For all who are led by the Spirit of God are children of God. For you did not receive a spirit of slavery to fall back into fear, but you have received a spirit of adoption. When we cry, "Abba! Father!" (Romans 8:14-15 NRS)
There have been some awful stories in the news of late. Serena Williams' foul tirade, Joe Wilson's catcall during a presidential address, a husband-wife team of kidnappers and sexual sadists — the litany of human behaviors ranging from insufferably rude to downright evil just goes on and on. There will be more.
But last week there was a truly wonderful story in the news for a couple of days that deserves one more telling. It is proof that some fathers understand what really matters. They aren't insensitive slobs who ignore or abuse kids. They don't stomp on hearts. They are good guys who love their families and do right.
It's the story of the young Monforto family — Steve and Kathleen, with daughters Emily and Cecilia. They live in Laurel Springs, New Jersey, and like baseball. On a recent Tuesday night, they were in the first row of an upper deck along the third-base side of the field for a Phillies home game against the Nationals.
With Phillies outfielder Jayson Werth at the plate, Steve saw a foul ball headed his way. He leaned over, extended his hands, and made a good catch. It was his first-ever foul ball at a game! He smiled, exchanged fist bumps with people in his section, and put the newfound treasure in the hands of three-year-old Emily. Dressed in her pink shirt and Phillies cap, she promptly tossed it over the railing to the fans below! Daddy Steve's arms went up and his jaw dropped.
At the same instant, Emily turned toward Dad — and sensed she may have done something wrong. Maybe it was the groans of all the fans nearby. Maybe it was the look on Dad's face. Then Steve reacted. He smiled at her, took his little girl into his arms, and kissed her. His immediate concern was to reassure her.
"When she threw it over, I kind of gasped and was like, 'Oh, no! There it goes.' But then the look on her face was that she may have done something wrong," he said, "so I wanted her to know that she didn't do anything bad."

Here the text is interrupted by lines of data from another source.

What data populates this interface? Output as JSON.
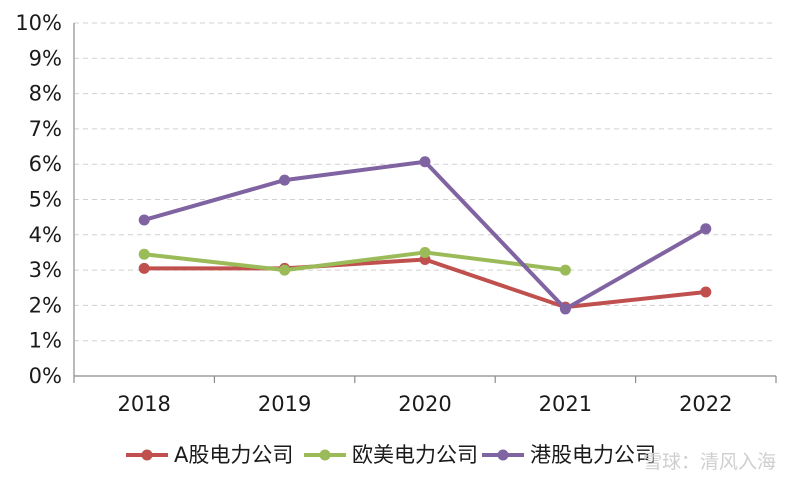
{
  "chart_data": {
    "type": "line",
    "title": "",
    "xlabel": "",
    "ylabel": "",
    "categories": [
      "2018",
      "2019",
      "2020",
      "2021",
      "2022"
    ],
    "ylim": [
      0,
      10
    ],
    "y_ticks": [
      "0%",
      "1%",
      "2%",
      "3%",
      "4%",
      "5%",
      "6%",
      "7%",
      "8%",
      "9%",
      "10%"
    ],
    "y_unit": "%",
    "grid": "horizontal-dashed",
    "legend_position": "bottom",
    "series": [
      {
        "name": "A股电力公司",
        "color": "#c0504d",
        "values": [
          3.05,
          3.05,
          3.3,
          1.95,
          2.38
        ]
      },
      {
        "name": "欧美电力公司",
        "color": "#9bbb59",
        "values": [
          3.45,
          3.0,
          3.5,
          3.0,
          null
        ]
      },
      {
        "name": "港股电力公司",
        "color": "#8064a2",
        "values": [
          4.42,
          5.55,
          6.07,
          1.9,
          4.17
        ]
      }
    ]
  },
  "watermark": {
    "text": "雪球：清风入海"
  }
}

The episode was caught by the camera crew broadcasting the game that night. It was played immediately on the stadium screen — and the crowd cheered. It has been played countless times since on Internet video.*
It's a good way for you to visualize your own Heavenly Father. He isn't in the business of chiding and punishing. His concern is to reassure his daughters and sons that each of us can be all he created us to be. That's good news.
As for Emily, her Dad jokes that she is getting offers to pitch.